As the name implies, a postnuptial agreement is a contract a married couple enters after marriage. They are typically used by those trying to save their relationship or who need to update a prenuptial agreement several years or decades old. New Jersey law generally upholds postnuptial contracts as long as they are considered fair and just.
Issues a postnuptial agreement might address
A postnuptial agreement may address issues such as dividing an inheritance or providing for a spouse who stayed at home when the kids were young. It may also be used to ensure that family members are reimbursed for some or all gifts made during a relationship that ultimately ends in divorce.
Child custody or support matters
Generally speaking, any language related to child support or custody issues cannot take effect without a judge’s blessing. However, parents are allowed to craft the framework of a custody or support plan in a premarital agreement or at any other point before a divorce. If the terms of such a plan are considered to meet the best interest of the child standard, it will likely remain in place.

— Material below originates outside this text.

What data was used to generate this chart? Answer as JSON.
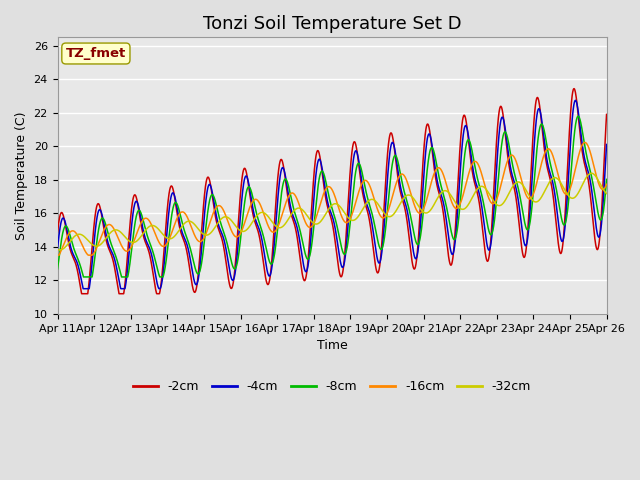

The components of a valid agreement
The fair and just standard is seen by many as subjective. However, you may improve your odds of having an agreement upheld by ensuring that it is in writing and that there is proof that complete disclosures were made before the document was executed.
A postnuptial agreement may make it easier to settle a divorce promptly and relatively amicable manner. It may also help to ensure that you protect important assets or otherwise receive a fair and equitable settlement as required by state law.